La contribuente ha proposto vittoriosamente ricorso avverso tale accertamento. L’Agenzia ha proposto appello che la CTR (con sentenza n. 326 del 2013) ha accolto con l’argomento che la contribuente, pur avendo dichiarato la provenienza di quel contante, tuttavia non ne aveva fornito prova.
La P. ha conseguentemente proposto ricorso per revocazione avverso tale sentenza, sostenendo che il collegio non ha tenuto conto di un fatto che era invece positivamente stabilito, e cioè la provenienza del denaro dalla vendita di altro immobile.
Il ricorso per revocazione è stato respinto dalla CTR (in diversa composizione) la quale ha ritenuto che la sentenza oggetto di revocazione avesse invero valutato insufficiente la prova, piuttosto che trascurato un fatto positivamente stabilito.
Avverso tale decisione (di rigetto, dunque, della revocazione) la contribuente propone ricorso per cassazione con un motivo di ricorso, cui resiste con controricorso l’Agenzia delle Entrate.
Con l’unico motivo la contribuente denuncia violazione dell’art. 395 c.p.c.. Sostiene che la decisione impugnata ha negato la revocazione erroneamente ritenendo che la decisione da revocare non ha ignorato un fatto obiettivamente emerso, ma ha ritenuto non provata la pretesa della contribuente.
Invece, avrebbe dovuto considerare che era emerso positivamente un fatto (ossia vendita di una casa quale fonte del prezzo impiegato per l’acquisto dell’altra) e tale fatto ha invece trascurato.
Il ricorso è inammissibile.
Il motivo difetta di autosufficienza. Non è dato sapere invero quali siano gli estremi dell’atto di vendita (ossia il fatto emerso e non considerato), attraverso i quali stabilire se sia stato effettivamente considerato dal giudice di merito il fatto della vendita e del conseguente ricavo, oppure non considerato affatto, come è nella tesi della ricorrente.

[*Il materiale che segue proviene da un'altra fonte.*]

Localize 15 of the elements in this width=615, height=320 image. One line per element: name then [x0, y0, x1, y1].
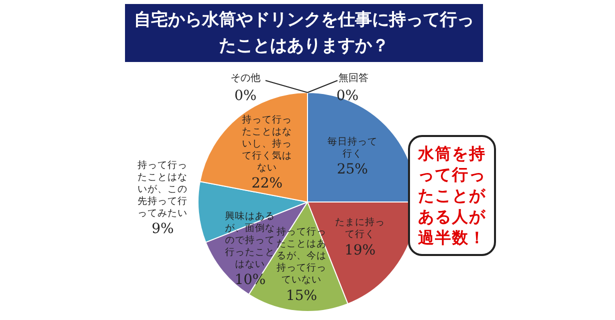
text: 0% [234, 88, 257, 104]
slice-label: たまに持って行く [335, 216, 386, 240]
data-label: 19% [344, 242, 376, 258]
data-label: 22% [251, 176, 283, 192]
category-label: 無回答 [338, 73, 368, 84]
text: 0% [336, 88, 359, 104]
slice-label: 毎日持って行く [327, 136, 378, 160]
slice-label: 持って行ったことはないし、持って行く気はない [242, 114, 292, 174]
slice-label: 持って行ったことはないが、この先持って行ってみたい [138, 158, 188, 219]
data-label: 9% [152, 221, 174, 238]
chart-title: 自宅から水筒やドリンクを仕事に持って行ったことはありますか？ [125, 4, 483, 62]
data-label: 25% [336, 162, 368, 178]
text: 水筒を持って行ったことがある人が過半数！ [408, 135, 496, 256]
data-label: 15% [286, 288, 318, 304]
category-label: その他 [230, 73, 260, 84]
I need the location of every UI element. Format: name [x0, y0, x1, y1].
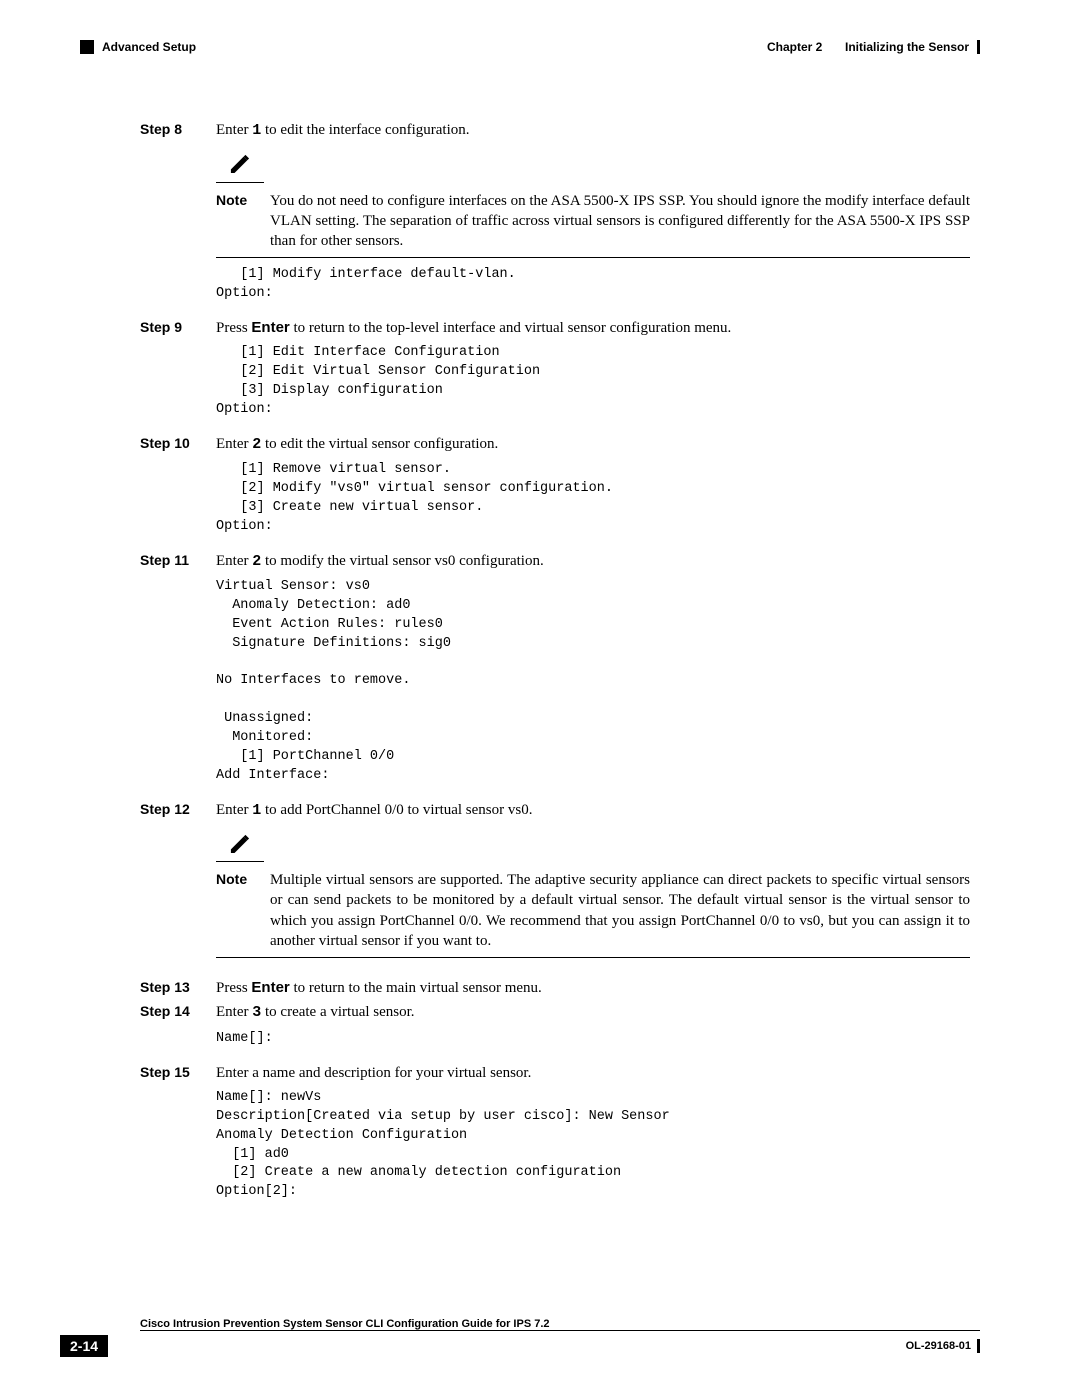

Ma, soprattutto non è riportata in ricorso la motivazione della sentenza soggetta a revocazione, e dunque non è dato capire se effettivamente quest’ultima ha trascurato un fatto emerso positivamente oppure no. La ratio della sentenza impugnata sta nell’affermazione che la sentenza soggetta a revocazione non ha in realtà trascurato l’esistenza di un fatto chiaramente emerso agli atti, ma ha ritenuto sufficientemente non provata la provenienza del denaro utilizzato per il pagamento. Per stabilire se questa ratio (oggetto oggi di denuncia) è fondata o meno occorre sapere cosa ha deciso il giudice la cui sentenza (n. 326 del 2013) è stata oggetto della revocazione rigettata.
Invece nè la sentenza da revocare è allegata, ne sono stati riprodotti i motivi oggetto di revocazione.
PQM
La Corte rigetta il ricorso e condanna la ricorrente al pagamento delle spese di lite nella misura di 5600,00 Euro, oltre spese generali e accessori di legge. Dà atto della sussistenza dei presupposti per il versamento, da parte del ricorrente, del doppio del contributo unificato.
Così deciso in Roma, il 16 novembre 2016.